Decolonization is a major undercurrent, or theme, in the working lives of diplomats posted at the United Nations’ headquarters in New York. For many years, a huge, colorful map depicting the modern decolonized world and the remaining few major territorial disputes, such as the Western Sahara, hung prominently on a wall near one of the world body’s busy corridors and chambers.
Despite heavy lobbying by the British and American delegations asking other U.N. member nations to side with them, the General Assembly approved the resolution opposing the U.K.’s “colonial administration” over the islands by a 116-6 vote, with 56 nations — including Canada, France, Germany, Italy, Japan and Korea — abstaining. Only Australia, Britain, Hungary, Israel, Maldives and the United States were opposed. Fifteen of the U.N.’s 193 members did not vote.
It was a bellwether moment of sorts that well more than half the world’s nations opposed Britain, embroiled in its Brexit controversy and a shadow of its former empire, and the United States, still a superpower but fast losing prestige under U.S. President Donald Trump’s administration. After the vote, Britain’s U.K. Ambassador Karen Pierce said her nation “regrets” the vote but that it “fully recognizes the importance of the issue of decolonization and the U.N.’s role in that.”

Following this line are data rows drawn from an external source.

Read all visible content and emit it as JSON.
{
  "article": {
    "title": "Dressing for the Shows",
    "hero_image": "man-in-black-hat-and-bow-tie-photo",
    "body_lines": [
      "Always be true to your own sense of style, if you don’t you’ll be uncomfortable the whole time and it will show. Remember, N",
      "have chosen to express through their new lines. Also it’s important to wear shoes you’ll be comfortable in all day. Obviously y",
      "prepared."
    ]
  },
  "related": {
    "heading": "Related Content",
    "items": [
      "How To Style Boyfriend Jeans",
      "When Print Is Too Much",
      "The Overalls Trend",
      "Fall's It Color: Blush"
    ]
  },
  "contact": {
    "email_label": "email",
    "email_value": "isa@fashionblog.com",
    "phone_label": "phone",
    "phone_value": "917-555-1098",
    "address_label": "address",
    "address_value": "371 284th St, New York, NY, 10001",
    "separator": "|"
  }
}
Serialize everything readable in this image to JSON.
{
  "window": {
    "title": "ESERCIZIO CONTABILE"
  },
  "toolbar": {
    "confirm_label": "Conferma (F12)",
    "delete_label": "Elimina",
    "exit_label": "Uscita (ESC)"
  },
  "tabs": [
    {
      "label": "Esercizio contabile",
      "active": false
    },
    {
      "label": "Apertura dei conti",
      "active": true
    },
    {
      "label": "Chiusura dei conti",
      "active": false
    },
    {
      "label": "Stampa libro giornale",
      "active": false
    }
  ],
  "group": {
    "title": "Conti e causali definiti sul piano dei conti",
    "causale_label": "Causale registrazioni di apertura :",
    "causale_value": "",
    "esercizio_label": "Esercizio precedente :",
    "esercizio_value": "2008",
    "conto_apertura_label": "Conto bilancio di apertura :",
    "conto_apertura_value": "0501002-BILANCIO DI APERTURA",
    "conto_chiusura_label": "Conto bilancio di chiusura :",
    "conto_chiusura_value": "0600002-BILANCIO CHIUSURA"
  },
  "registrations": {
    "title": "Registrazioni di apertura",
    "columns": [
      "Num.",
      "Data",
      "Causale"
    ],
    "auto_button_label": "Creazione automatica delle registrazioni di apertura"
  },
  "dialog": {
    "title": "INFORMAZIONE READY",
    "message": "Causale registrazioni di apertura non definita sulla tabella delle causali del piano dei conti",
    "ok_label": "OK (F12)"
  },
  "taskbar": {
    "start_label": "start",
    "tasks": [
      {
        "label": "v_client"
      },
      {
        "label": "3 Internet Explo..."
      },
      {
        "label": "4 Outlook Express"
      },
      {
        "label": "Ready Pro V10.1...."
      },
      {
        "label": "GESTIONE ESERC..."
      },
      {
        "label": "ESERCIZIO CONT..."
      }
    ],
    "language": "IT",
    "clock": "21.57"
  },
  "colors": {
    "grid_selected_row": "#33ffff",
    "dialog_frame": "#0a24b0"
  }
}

The British government also “sincerely regrets the manner in which Chagossians were removed from British Indian Ocean territory in the 1960s and the 1970s and we are determined to improve their lives where they have resettled,” she said in a statement.
The issue, however, “remains at heart a bilateral sovereignty dispute between Mauritius and the U.K. and we continue to believe that it remains an important principle that bilateral sovereignty disputes should be resolved by the parties themselves,” said Pierce. “This vote was setting a precedent that should be of concern not only to the United Kingdom but to all member states in this chamber today that have sovereignty disputes of their own.”